Brilliant Britons succeed with golds and silvers

GREAT Britain yesterday became canoeing, shooting and judo powers when an array of minority sports produced unpredictable successes to take Team GB up to fifth in the medal table.

Though the rowing silver from the men’s lightweight fours was ultimately less surprising, the two golds and silvers that followed in shooting, canoeing and judo was considerably less expected and inspired the momentum to produce Britain’s most triumphant day yet.

The quartet of Chris Bartley, Peter Chambers, Richard Chambers and Rob Williams produced what was yesterday Britain’s first medal, their third from rowing overall, and further success on the water was still yet to come.

Etienne Stott and Tim Baillie finished first for Britain’s first ever gold in the men’s doubles canoe slalom while the silver of training partners David Florence and Richard Hounslow would immediately follow.

Within a matter of minutes but miles away, Peter Wilson fired his final shot of a 188 out of 200 for a gold of his own in the men’s double trap and justifiably collapsed in a heap of emotion before Britain’s judo medallist thereafter emerged.
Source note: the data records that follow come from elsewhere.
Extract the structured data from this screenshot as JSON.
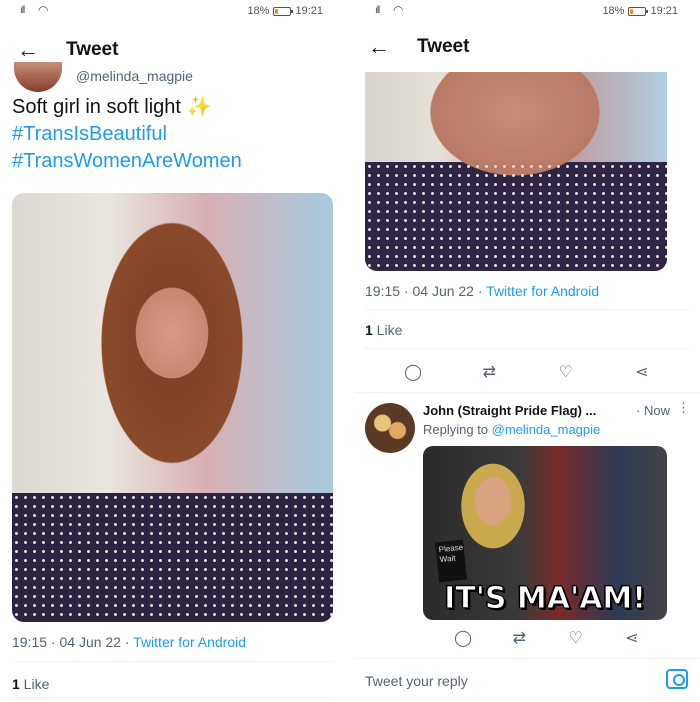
{
  "left": {
    "status": {
      "battery": "18%",
      "time": "19:21",
      "battery_level": 0.18
    },
    "header": {
      "title": "Tweet"
    },
    "tweet": {
      "handle": "@melinda_magpie",
      "text": "Soft girl in soft light ✨",
      "hashtags": [
        "#TransIsBeautiful",
        "#TransWomenAreWomen"
      ],
      "meta_time": "19:15 · 04 Jun 22 · ",
      "meta_source": "Twitter for Android",
      "likes_count": "1",
      "likes_label": " Like"
    }
  },
  "right": {
    "status": {
      "battery": "18%",
      "time": "19:21",
      "battery_level": 0.18
    },
    "header": {
      "title": "Tweet"
    },
    "tweet": {
      "meta_time": "19:15 · 04 Jun 22 · ",
      "meta_source": "Twitter for Android",
      "likes_count": "1",
      "likes_label": " Like"
    },
    "reply": {
      "name": "John (Straight Pride Flag) ...",
      "time": "· Now",
      "replying_prefix": "Replying to ",
      "replying_to": "@melinda_magpie",
      "gif_sign": "Please Wait",
      "gif_caption": "IT'S MA'AM!"
    },
    "compose": {
      "placeholder": "Tweet your reply"
    }
  },
  "icons": {
    "back": "←",
    "reply": "◯",
    "retweet": "⇄",
    "like": "♡",
    "share": "⋖",
    "more": "⋮",
    "wifi": "◠",
    "signal": "ıll"
  },
  "colors": {
    "accent": "#1d9bf0",
    "muted": "#536471",
    "text": "#0f1419"
  }
}
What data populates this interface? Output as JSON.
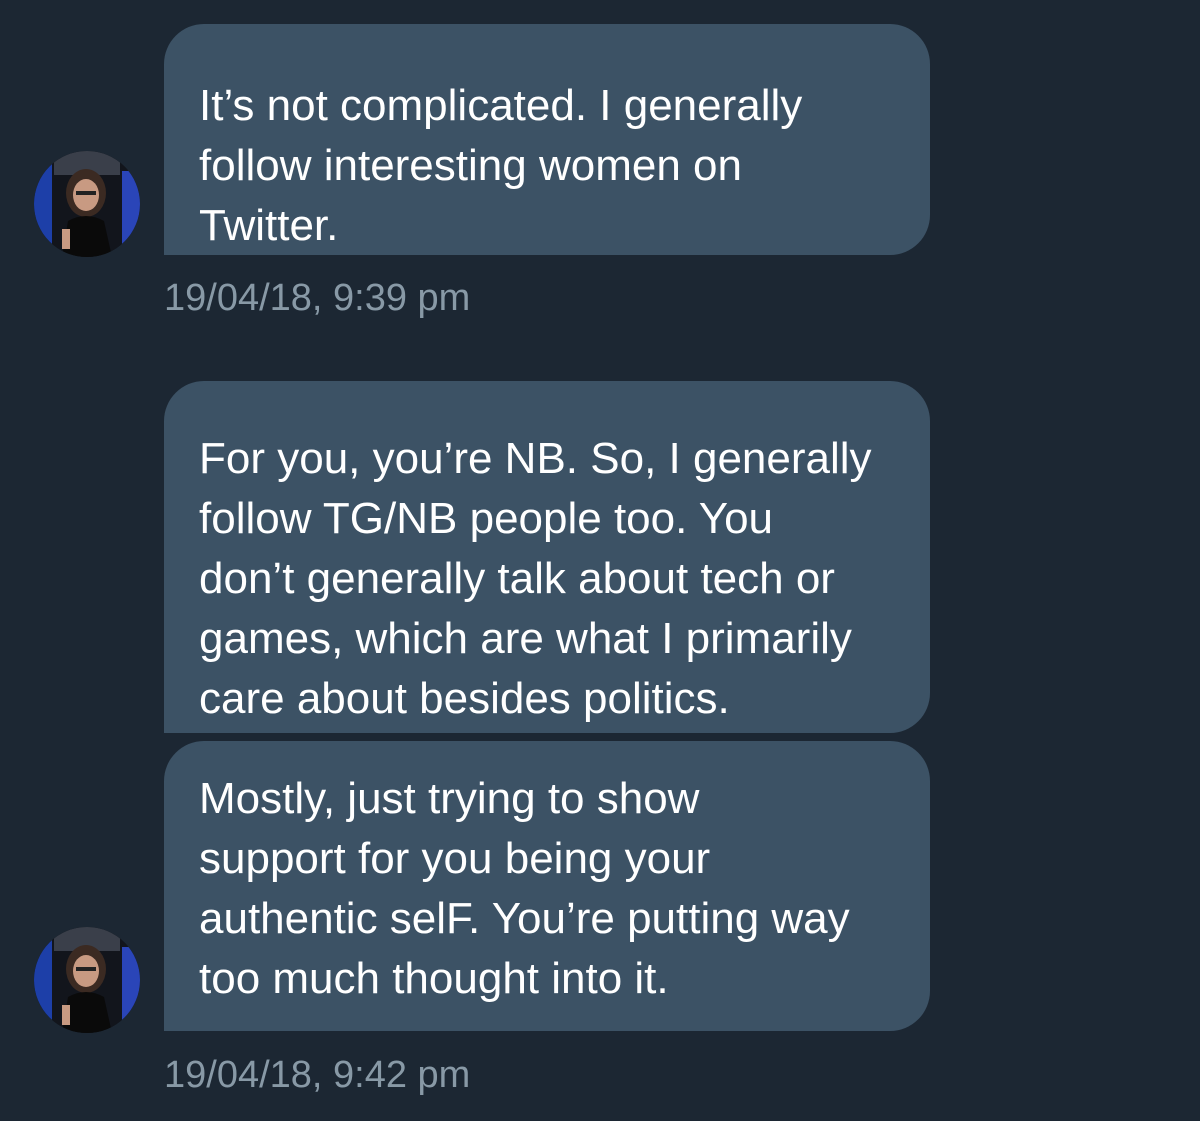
{
  "conversation": {
    "groups": [
      {
        "messages": [
          {
            "text": "It’s not complicated. I generally\nfollow interesting women on\nTwitter."
          }
        ],
        "timestamp": "19/04/18, 9:39 pm"
      },
      {
        "messages": [
          {
            "text": "For you, you’re NB. So, I generally\nfollow TG/NB people too. You\ndon’t generally talk about tech or\ngames, which are what I primarily\ncare about besides politics."
          },
          {
            "text": "Mostly, just trying to show\nsupport for you being your\nauthentic selF. You’re putting way\ntoo much thought into it."
          }
        ],
        "timestamp": "19/04/18, 9:42 pm"
      }
    ]
  },
  "colors": {
    "background": "#1c2733",
    "bubble": "#3c5265",
    "message_text": "#ffffff",
    "timestamp_text": "#8899a6"
  }
}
In reaching the under-78kg final against USA’s Kayla Harrison, Gemma Gibbons had secured Britain’s first judo medal since Sydney 2000 and lost only 2-0 to take silver in the close contest for gold.

Phelps helps himself to medal No20

USA’S swimming sensation Michael Phelps last night beat Ryan Lochte to win his first individual gold of London 2012 and the 20th Olympics medal of an illustrious career.

Phelps on Tuesday became the most decorated medallist in the history of the Games but is now also the first man to successfully twice defend an Olympic swimming crown after securing a title previously won in 2004 and 2008.

In tennis, British No1 Andy Murray won in both singles and, with Laura Robson, in mixed doubles matches and will today face Novak Djokovic.

For Team GB’s boxers, there was a win for Anthony Ogogo but a loss for Josh Taylor.